На первый взгляд, название рассказа какое-то «винегретное» — почему они (книги и мотоциклы) вместе, каким общим признаком объединены? Дело вот в чем: с третьего класса и до самого полового созревания все, что можно представить, думая о книгах, в моей жизни соперничало с мотоциклами и наоборот. Если бы кто-то сказал: «Выбирай, с чем останешься, с книгой или с мотоциклом», я бы очень долго думал и выбрал бы книгу только потому, что на малой моей родине довольно долгое время стоит зима, на протяжении которой книгами пользоваться можно, а мотоциклом — крайне затруднительно. Короче, это две мои детско-юношеские страсти.
Читать я начал довольно рано, лет с четырех, и мне нравился сначала сам процесс получения смыслов из букв. Мама заставляла меня пересказывать то, что прочитал, и довольно быстро от коротких смыслов я перешел к пониманию истории, рассказанной автором, в целом. Чуть позже я стал обращать внимание на то, как написана история (легко или трудно читать, представляется ли природа при ее описании, хочется ли перечитать отдельные места), оценивать стиль автора, что ли.
Одновременно с тем, как я наращивал темпы осмысленного чтения, батя стал понемногу учить меня водить мотоцикл с коляской. Дело было летом после третьего класса, и я буквально разрывался, когда, в основном уже ближе к вечеру, он говорил:
— Собирайся, поедем за травой.
Конечно, я подчинялся, прекращал чтение и возвращался из очередного замечательного или героического, потустраничного мира в свою комнату. «Разрыв мозга» же заключался в противоречии: с одной стороны, мне хотелось продолжать оставаться в том мире, с другой — в это лето батя почти всегда разрешал рулить, и отказаться от такого заманчивого предложения я не мог. Я думал так: «Дочитать можно ночью, с фонариком, а вот на моцике уже не прокатишься» — и, на бегу надевая куртку, выскакивал во двор.

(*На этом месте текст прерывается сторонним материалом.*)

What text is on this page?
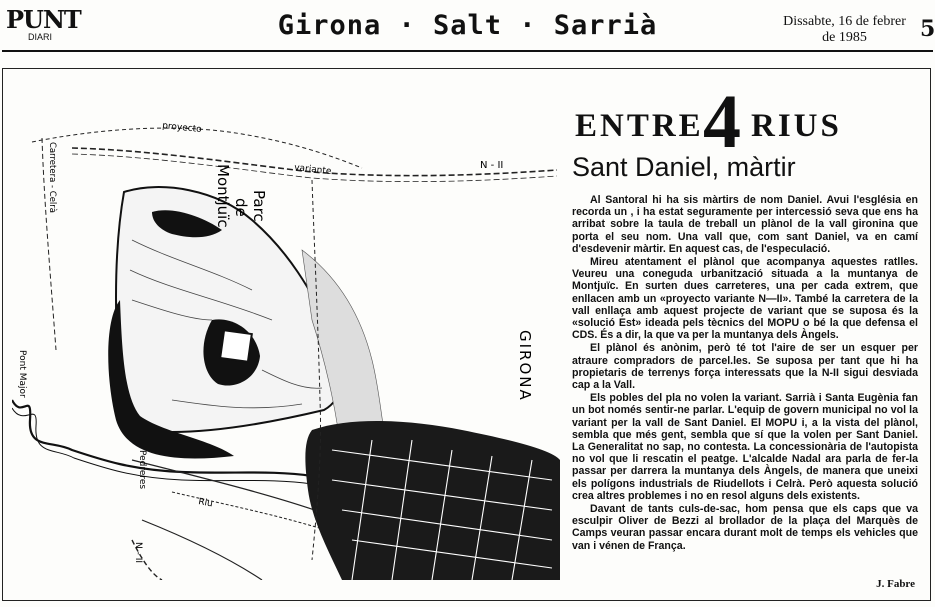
PUNT
DIARI	Girona · Salt · Sarrià	Dissabte, 16 de febrer
de 1985	5
proyecto
variante	N - II
Carretera - Celrà	Parc
de
Montjuïc
GIRONA
Pont Major
Pedreres
Riu
N - II
ENTRE 4 RIUS
Sant Daniel, màrtir

Al Santoral hi ha sis màrtirs de nom Daniel. Avui l'església en recorda un , i ha estat seguramente per intercessió seva que ens ha arribat sobre la taula de treball un plànol de la vall gironina que porta el seu nom. Una vall que, com sant Daniel, va en camí d'esdevenir màrtir. En aquest cas, de l'especulació.

Mireu atentament el plànol que acompanya aquestes ratlles. Veureu una coneguda urbanització situada a la muntanya de Montjuïc. En surten dues carreteres, una per cada extrem, que enllacen amb un «proyecto variante N—II». També la carretera de la vall enllaça amb aquest projecte de variant que se suposa és la «solució Est» ideada pels tècnics del MOPU o bé la que defensa el CDS. És a dir, la que va per la muntanya dels Àngels.

El plànol és anònim, però té tot l'aire de ser un esquer per atraure compradors de parcel.les. Se suposa per tant que hi ha propietaris de terrenys força interessats que la N-II sigui desviada cap a la Vall.

Els pobles del pla no volen la variant. Sarrià i Santa Eugènia fan un bot només sentir-ne parlar. L'equip de govern municipal no vol la variant per la vall de Sant Daniel. El MOPU i, a la vista del plànol, sembla que més gent, sembla que sí que la volen per Sant Daniel. La Generalitat no sap, no contesta. La concessionària de l'autopista no vol que li rescatin el peatge. L'alcalde Nadal ara parla de fer-la passar per darrera la muntanya dels Àngels, de manera que uneixi els polígons industrials de Riudellots i Celrà. Però aquesta solució crea altres problemes i no en resol alguns dels existents.

Davant de tants culs-de-sac, hom pensa que els caps que va esculpir Oliver de Bezzi al brollador de la plaça del Marquès de Camps veuran passar encara durant molt de temps els vehicles que van i vénen de França.

J. Fabre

У нас был «Иж Юпитер-3» с коляской — машина довольно-таки тяжелая, уже не «Восход», но и не «Урал» еще. Основная трудность, которую приходилось преодолевать мне, очень худосочному после третьего класса мальчику, — это противодействие силе, которая «утягивала» мотоцикл в сторону коляски. Такой эффект был у всех «Ижей», на которых мне доводилось ездить, вот у более серьезных «Уралов» и «Днепров» этого не было (еще бы, немцы знают толк в технике, а прототипом «Урала» стал BMW), они шли прямо и не сопротивлялись.
— Заводи! — скомандовал батя.
Я, открыв краник, нажимая на специальную пипку на боку карбюратора, «насосал» в него бензина, передвинул хвостик обогатителя смеси в максимальное положение и стал прыгать на ручке стартера. Веса моего и резкости не хватало, мотоцикл не заводился.
— Пересосал, — прокомментировал батя.
— И что теперь делать?
— Варианта два: первый — краник закрыть и дергать стартер, пока не заведется, второй — выкрутить свечи, сделать то же самое раз десять, потом вкрутить и заводить.
— Зачем выкрутить?
— Лишний бензин прямо через отверстие свечное вылетит. Второй вариант будет быстрее. Шевелись уже, затемнает скоро, как косить будем?
Немного погодя я ехал, ощущая ветер на лице и адреналиновую дрожь радости изнутри. Сцепление выжимать сил уже хватало, и я вел мотоцикл полностью самостоятельно.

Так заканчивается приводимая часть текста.